Stock and options trading is addictive, and people often are excited by short term returns. However much of the returns are lost to the same volatility that provided them when someone ends up on the wrong side of the trade. If there is profit left, much of it is collected as taxes on short term capital gains, one of the most expensive categories for taxation.
When you own an asset you can borrow against, then you don’t have to sell it to access your capital, or and this is really important, you also don’t have to sell or pay taxes to access the value of the growth.
When you own an asset you can borrow against, you can still continue to benefit from the asset’s price appreciation, and you continue to benefit from dividends, rent, or other cash generating strategies.
The best assets in the world are shares of an S&P 500 ETF. Not only is it diversified (though it does suffer from concentration due to the tech sector becoming so profitable), companies that falter are switched out and replaced by companies that are rapidly growing. Owning shares of the S&P 500 allows you to borrow instantly, without a credit check, without a minimum payment, without a due date. The interest rate is low, lower in fact than the average return of the S&P 500, and by a significant factor.

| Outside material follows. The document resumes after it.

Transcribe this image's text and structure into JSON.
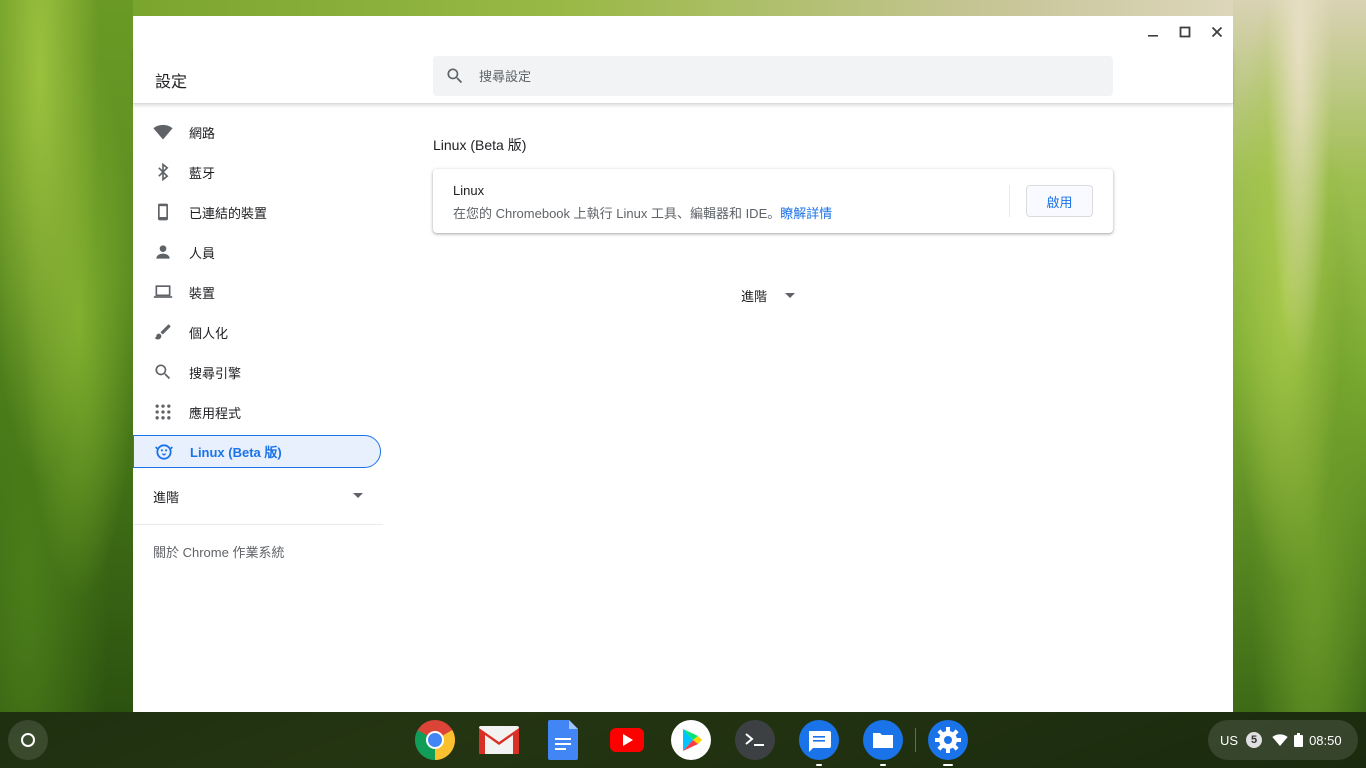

This effectively creates a negative interest rate. When you carry debt at negative rates you are being paid to borrow money.
This concept is so foreign to most people they cannot understand it, but once you understand how interest rates work, and that it is possible to finance something below the rate of return, then you would understand that logically it makes sense to borrow as much as possible as long as the activities you finance with the funds continue to generate revenue that exceeds the cost of the interest on the borrowed money.

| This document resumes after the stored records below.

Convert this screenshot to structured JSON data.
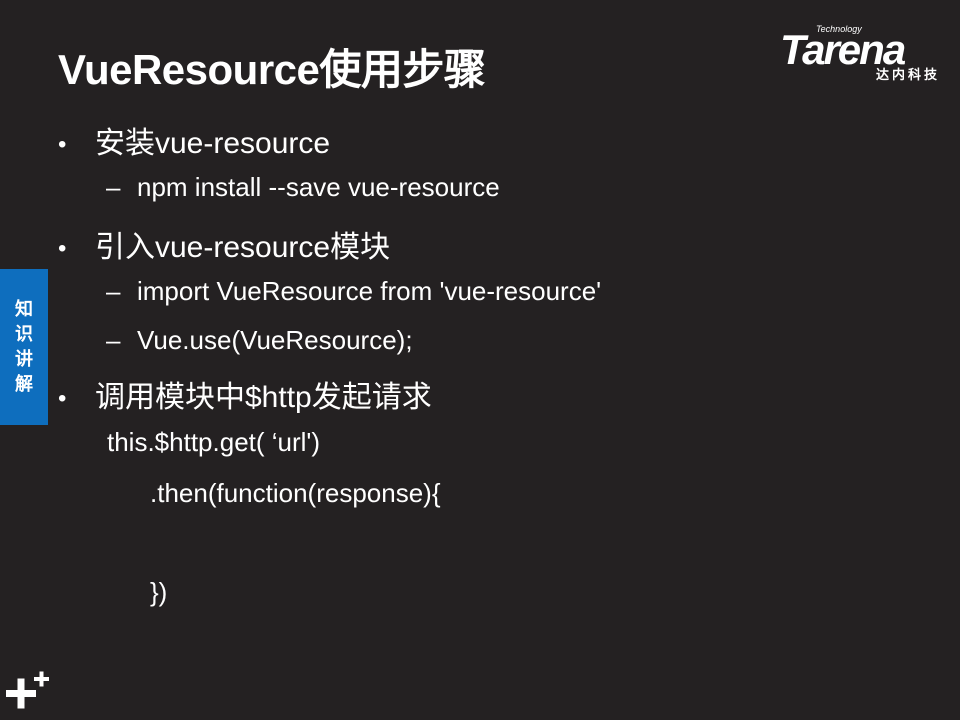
{
  "slide": {
    "title": "VueResource使用步骤",
    "side_tab_label": "知识讲解"
  },
  "logo": {
    "tech": "Technology",
    "brand": "Tarena",
    "subtitle": "达内科技"
  },
  "bullets": [
    {
      "text": "安装vue-resource",
      "sub": [
        "npm install --save vue-resource"
      ]
    },
    {
      "text": "引入vue-resource模块",
      "sub": [
        "import VueResource from 'vue-resource'",
        "Vue.use(VueResource);"
      ]
    },
    {
      "text": "调用模块中$http发起请求",
      "sub": []
    }
  ],
  "code_lines": [
    "this.$http.get(  ‘url')",
    ".then(function(response){",
    "})"
  ],
  "symbols": {
    "bullet": "•",
    "dash": "–"
  },
  "colors": {
    "background": "#242122",
    "side_tab": "#0e6ebe",
    "text": "#ffffff"
  }
}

Since debt borrowed against a portfolio is collateralized by the shares held inside, the debt can finance itself. For example if you borrow $4000 of your portfolio value, you still own the shares. As those shares increase in value, hypothetically by 12% a year (average return of the S&P), you continue to have access to the growth for future borrowing. The loan itself may be at 5%, so that means that while the loan resulted in a smaller return. (12%-5% = 7% return) the return was still positive.

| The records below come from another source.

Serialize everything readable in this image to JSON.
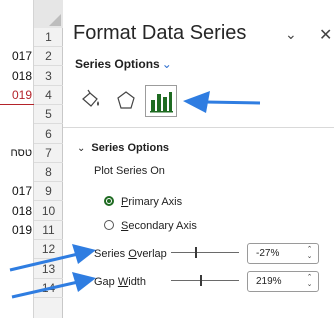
{
  "sheet": {
    "row_numbers": [
      "1",
      "2",
      "3",
      "4",
      "5",
      "6",
      "7",
      "8",
      "9",
      "10",
      "11",
      "12",
      "13",
      "14"
    ],
    "cells": [
      {
        "row": 2,
        "text": "017",
        "style": "normal"
      },
      {
        "row": 3,
        "text": "018",
        "style": "normal"
      },
      {
        "row": 4,
        "text": "019",
        "style": "red"
      },
      {
        "row": 7,
        "text": "טסח",
        "style": "hebrew"
      },
      {
        "row": 9,
        "text": "017",
        "style": "normal"
      },
      {
        "row": 10,
        "text": "018",
        "style": "normal"
      },
      {
        "row": 11,
        "text": "019",
        "style": "normal"
      }
    ]
  },
  "pane": {
    "title": "Format Data Series",
    "dropdown_icon": "chevron-down-icon",
    "close_icon": "close-icon",
    "options_tab_label": "Series Options",
    "icons": [
      "paint-bucket-icon",
      "pentagon-effects-icon",
      "bar-chart-icon"
    ],
    "section": {
      "title": "Series Options",
      "plot_label": "Plot Series On",
      "primary_axis": {
        "prefix": "",
        "underline": "P",
        "rest": "rimary Axis",
        "selected": true
      },
      "secondary_axis": {
        "prefix": "",
        "underline": "S",
        "rest": "econdary Axis",
        "selected": false
      },
      "overlap": {
        "prefix": "Series ",
        "underline": "O",
        "rest": "verlap",
        "value": "-27%",
        "level": -27
      },
      "gap": {
        "prefix": "Gap ",
        "underline": "W",
        "rest": "idth",
        "value": "219%",
        "level": 219
      }
    },
    "accent_color": "#1f6b22",
    "annotation_color": "#2f7de1"
  }
}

But what would you do with the $4,000? If used to hypothetically buy inventory, or bars of silver, you would earn another return on the borrowed sum.
This is how leverage works and when you understand this you realize you can borrow money below cost and in that case you would logically never pay it back, as paying it back would kill the chicken laying the golden eggs.
Carrying lots of cheap debt puts you at risk of several things. one of which is being forced to sell at inopportune times. This is why it’s essential to diversify assets, and to own some that can be held outside of the market and unencumbered by debt.
When you borrow you’re a slave to the lender. They can change the rate and terms any time they want, which is why using this strategy of maximizing how much optimal negative rate debt you carry is risky, requires prudence, and conservative borrowing habits. One should only borrow if they are going to use the funds to either pay off higher rate debt or buy another asset.